Per-order delivery costs could rise if fuel prices climb further.
Eternal seen better placed than Swiggy to absorb or pass on the pressure.
Elara calls the fuel hike a “manageable near-term headwind” for Eternal and Swiggy.
Per-order delivery costs could rise if fuel prices climb further.
Eternal seen better placed than Swiggy to absorb or pass on the pressure.
Rising fuel prices could soon reflect in the cost of ordering food or groceries online. According to a report by Elara Capital, the recent petrol price hike is likely to create a near-term cost headwind for food delivery and quick commerce platforms such as Eternal and Swiggy.
The brokerage said that while the overall financial impact on the companies remains manageable for now, some part of the higher delivery cost may eventually be passed on to customers through higher delivery fees, platform charges or pricing adjustments.

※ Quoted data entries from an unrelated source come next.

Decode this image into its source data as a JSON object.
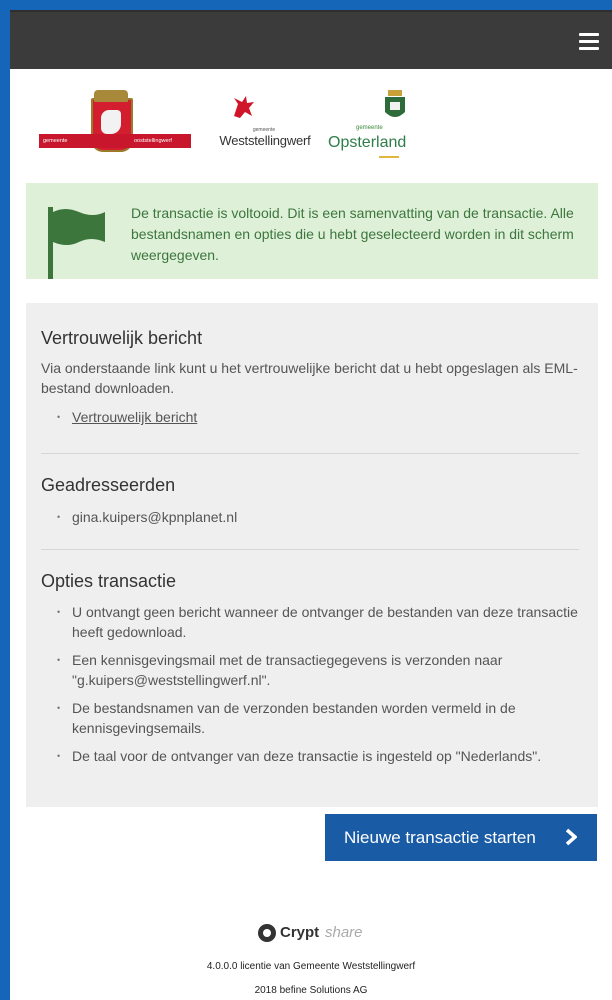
{
  "logos": {
    "oost": {
      "left": "gemeente",
      "right": "ooststellingwerf"
    },
    "west": {
      "small": "gemeente",
      "big": "Weststellingwerf"
    },
    "opst": {
      "small": "gemeente",
      "big": "Opsterland"
    }
  },
  "alert": {
    "message": "De transactie is voltooid. Dit is een samenvatting van de transactie. Alle bestandsnamen en opties die u hebt geselecteerd worden in dit scherm weergegeven."
  },
  "sections": {
    "message": {
      "title": "Vertrouwelijk bericht",
      "description": "Via onderstaande link kunt u het vertrouwelijke bericht dat u hebt opgeslagen als EML-bestand downloaden.",
      "link": "Vertrouwelijk bericht"
    },
    "recipients": {
      "title": "Geadresseerden",
      "items": [
        "gina.kuipers@kpnplanet.nl"
      ]
    },
    "options": {
      "title": "Opties transactie",
      "items": [
        "U ontvangt geen bericht wanneer de ontvanger de bestanden van deze transactie heeft gedownload.",
        "Een kennisgevingsmail met de transactiegegevens is verzonden naar \"g.kuipers@weststellingwerf.nl\".",
        "De bestandsnamen van de verzonden bestanden worden vermeld in de kennisgevingsemails.",
        "De taal voor de ontvanger van deze transactie is ingesteld op \"Nederlands\"."
      ]
    }
  },
  "actions": {
    "new_transaction": "Nieuwe transactie starten"
  },
  "footer": {
    "brand_bold": "Crypt",
    "brand_light": "share",
    "license": "4.0.0.0 licentie van Gemeente Weststellingwerf",
    "copyright": "2018 befine Solutions AG"
  },
  "colors": {
    "topbar": "#3b3b3b",
    "alert_bg": "#dff0d8",
    "alert_text": "#3c763d",
    "button": "#1a5ba6",
    "frame_border": "#1565b8"
  }
}
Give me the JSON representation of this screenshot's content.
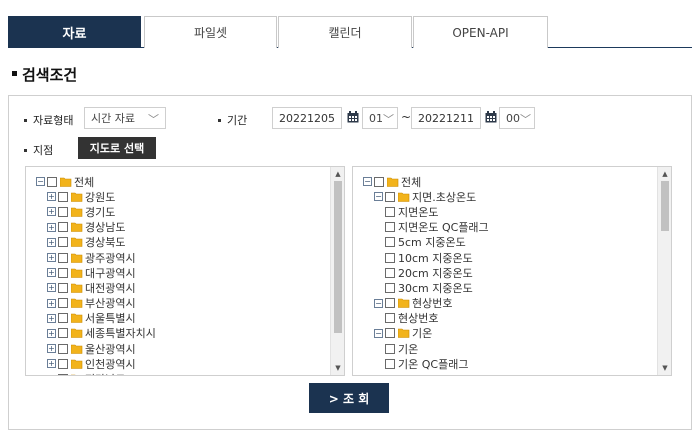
{
  "tabs": [
    {
      "label": "자료"
    },
    {
      "label": "파일셋"
    },
    {
      "label": "캘린더"
    },
    {
      "label": "OPEN-API"
    }
  ],
  "section_title": "검색조건",
  "form": {
    "data_type_label": "자료형태",
    "data_type_value": "시간 자료",
    "period_label": "기간",
    "start_date": "20221205",
    "start_hour": "01",
    "tilde": "~",
    "end_date": "20221211",
    "end_hour": "00",
    "station_label": "지점",
    "map_select_label": "지도로 선택"
  },
  "left_tree": [
    {
      "label": "전체",
      "level": 0,
      "exp": "−"
    },
    {
      "label": "강원도",
      "level": 1,
      "exp": "+"
    },
    {
      "label": "경기도",
      "level": 1,
      "exp": "+"
    },
    {
      "label": "경상남도",
      "level": 1,
      "exp": "+"
    },
    {
      "label": "경상북도",
      "level": 1,
      "exp": "+"
    },
    {
      "label": "광주광역시",
      "level": 1,
      "exp": "+"
    },
    {
      "label": "대구광역시",
      "level": 1,
      "exp": "+"
    },
    {
      "label": "대전광역시",
      "level": 1,
      "exp": "+"
    },
    {
      "label": "부산광역시",
      "level": 1,
      "exp": "+"
    },
    {
      "label": "서울특별시",
      "level": 1,
      "exp": "+"
    },
    {
      "label": "세종특별자치시",
      "level": 1,
      "exp": "+"
    },
    {
      "label": "울산광역시",
      "level": 1,
      "exp": "+"
    },
    {
      "label": "인천광역시",
      "level": 1,
      "exp": "+"
    },
    {
      "label": "전라남도",
      "level": 1,
      "exp": "+"
    }
  ],
  "right_tree": [
    {
      "label": "전체",
      "level": 0,
      "exp": "−",
      "folder": true
    },
    {
      "label": "지면.초상온도",
      "level": 1,
      "exp": "−",
      "folder": true
    },
    {
      "label": "지면온도",
      "level": 2,
      "exp": "",
      "folder": false
    },
    {
      "label": "지면온도 QC플래그",
      "level": 2,
      "exp": "",
      "folder": false
    },
    {
      "label": "5cm 지중온도",
      "level": 2,
      "exp": "",
      "folder": false
    },
    {
      "label": "10cm 지중온도",
      "level": 2,
      "exp": "",
      "folder": false
    },
    {
      "label": "20cm 지중온도",
      "level": 2,
      "exp": "",
      "folder": false
    },
    {
      "label": "30cm 지중온도",
      "level": 2,
      "exp": "",
      "folder": false
    },
    {
      "label": "현상번호",
      "level": 1,
      "exp": "−",
      "folder": true
    },
    {
      "label": "현상번호",
      "level": 2,
      "exp": "",
      "folder": false
    },
    {
      "label": "기온",
      "level": 1,
      "exp": "−",
      "folder": true
    },
    {
      "label": "기온",
      "level": 2,
      "exp": "",
      "folder": false
    },
    {
      "label": "기온 QC플래그",
      "level": 2,
      "exp": "",
      "folder": false
    }
  ],
  "search_button": "> 조 회",
  "colors": {
    "navy": "#1b3350",
    "folder": "#f2b31b",
    "dark_button": "#333333"
  }
}
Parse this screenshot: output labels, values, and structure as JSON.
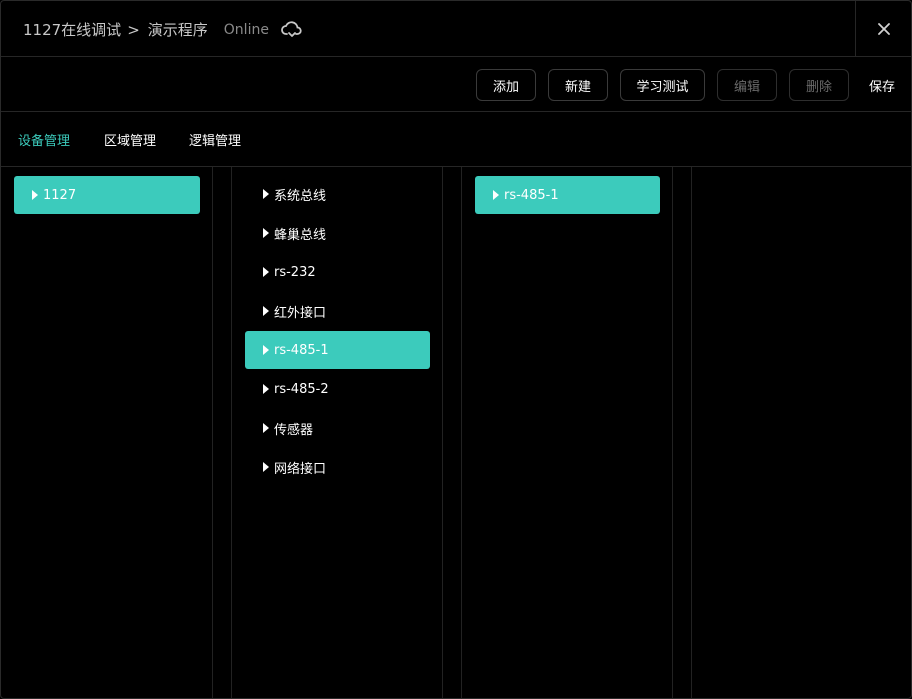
{
  "header": {
    "project": "1127在线调试",
    "separator": ">",
    "program": "演示程序",
    "status": "Online",
    "cloud_icon": "cloud-sync-icon",
    "close_icon": "close-icon"
  },
  "toolbar": {
    "add": "添加",
    "new": "新建",
    "learn_test": "学习测试",
    "edit": "编辑",
    "delete": "删除",
    "save": "保存"
  },
  "tabs": [
    {
      "label": "设备管理",
      "active": true
    },
    {
      "label": "区域管理",
      "active": false
    },
    {
      "label": "逻辑管理",
      "active": false
    }
  ],
  "columns": {
    "devices": [
      {
        "label": "1127",
        "selected": true
      }
    ],
    "interfaces": [
      {
        "label": "系统总线",
        "selected": false
      },
      {
        "label": "蜂巢总线",
        "selected": false
      },
      {
        "label": "rs-232",
        "selected": false
      },
      {
        "label": "红外接口",
        "selected": false
      },
      {
        "label": "rs-485-1",
        "selected": true
      },
      {
        "label": "rs-485-2",
        "selected": false
      },
      {
        "label": "传感器",
        "selected": false
      },
      {
        "label": "网络接口",
        "selected": false
      }
    ],
    "channels": [
      {
        "label": "rs-485-1",
        "selected": true
      }
    ]
  },
  "colors": {
    "accent": "#3ccbbc",
    "background": "#000000",
    "border": "#262626",
    "disabled_text": "#6a6a6a"
  }
}
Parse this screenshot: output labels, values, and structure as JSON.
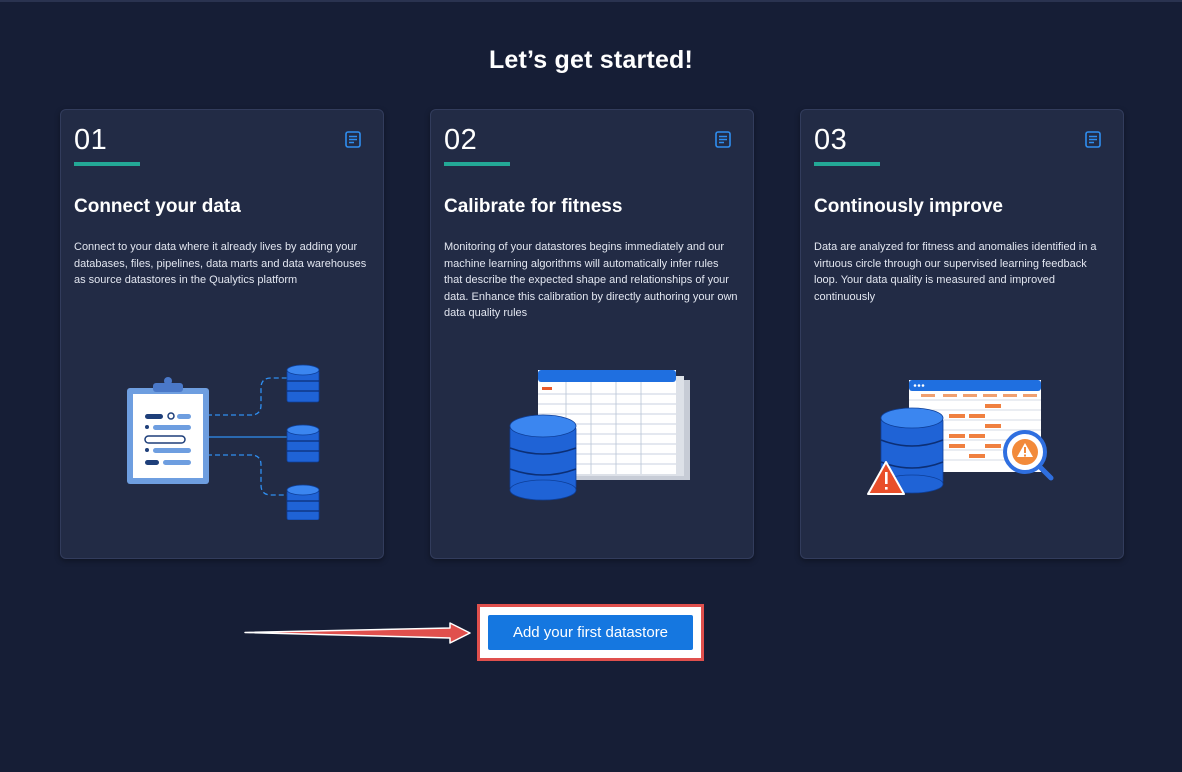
{
  "page": {
    "title": "Let’s get started!",
    "cta_label": "Add your first datastore"
  },
  "colors": {
    "background": "#161e36",
    "card": "#222b45",
    "accent_bar": "#23a896",
    "primary": "#1577e0",
    "highlight": "#e0504d"
  },
  "cards": [
    {
      "number": "01",
      "heading": "Connect your data",
      "description": "Connect to your data where it already lives by adding your databases, files, pipelines, data marts and data warehouses as source datastores in the Qualytics platform",
      "icon": "document-icon",
      "illustration": "clipboard-to-databases"
    },
    {
      "number": "02",
      "heading": "Calibrate for fitness",
      "description": "Monitoring of your datastores begins immediately and our machine learning algorithms will automatically infer rules that describe the expected shape and relationships of your data. Enhance this calibration by directly authoring your own data quality rules",
      "icon": "document-icon",
      "illustration": "database-with-spreadsheets"
    },
    {
      "number": "03",
      "heading": "Continously improve",
      "description": "Data are analyzed for fitness and anomalies identified in a virtuous circle through our supervised learning feedback loop. Your data quality is measured and improved continuously",
      "icon": "document-icon",
      "illustration": "database-anomaly-search"
    }
  ]
}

Elara estimates that the average delivery cost stands at ₹35–50 per order for quick commerce and ₹55–60 per order for food delivery. On a blended basis, this works out to about ₹45 per order for Eternal and ₹55 for Swiggy. If fuel accounts for nearly 20% of this cost, the implied fuel expense per order is around ₹9–10.
With petrol and diesel prices rising by about 4% (around ₹4 per litre), the immediate impact works out to roughly ₹0.44 per order. However, if fuel prices rise further to around ₹10 per litre over the next 3–6 months, the per-order impact could increase to ₹1–1.2, the report noted.
The brokerage added that the actual impact is lower after accounting for electric vehicles and cycles used in deliveries.
EV and cycle usage is estimated at 30–40% in quick commerce and about 20% in food delivery. On a blended basis, only around 70% of orders are directly exposed to fuel price changes.
Even in a worst-case scenario of a ₹10 per litre increase, Elara estimates the net EBITDA impact at around ₹1–2 billion. This translates into a 4–5% impact on FY27 adjusted EBITDA for Eternal and 10–12% for Swiggy, assuming companies do not pass on the cost to customers.
Elara believes Eternal is better positioned to manage fuel-led cost pressures. The report said Eternal’s relatively premium customer base, stronger scale and higher advertising revenue give it more flexibility to recover costs through fees and charges.
Swiggy, on the other hand, may face higher pressure as it is still working towards contribution break-even in its quick commerce business and has a lower profitability cushion.
Beyond delivery costs, Elara flagged a broader risk. Sustained high fuel prices could affect consumer spending, order frequency and advertising spends by restaurants and brands on these platforms.
While the first-order impact of fuel prices appears manageable, the report said the larger risk lies in how fuel inflation may affect consumption trends and platform revenues over time.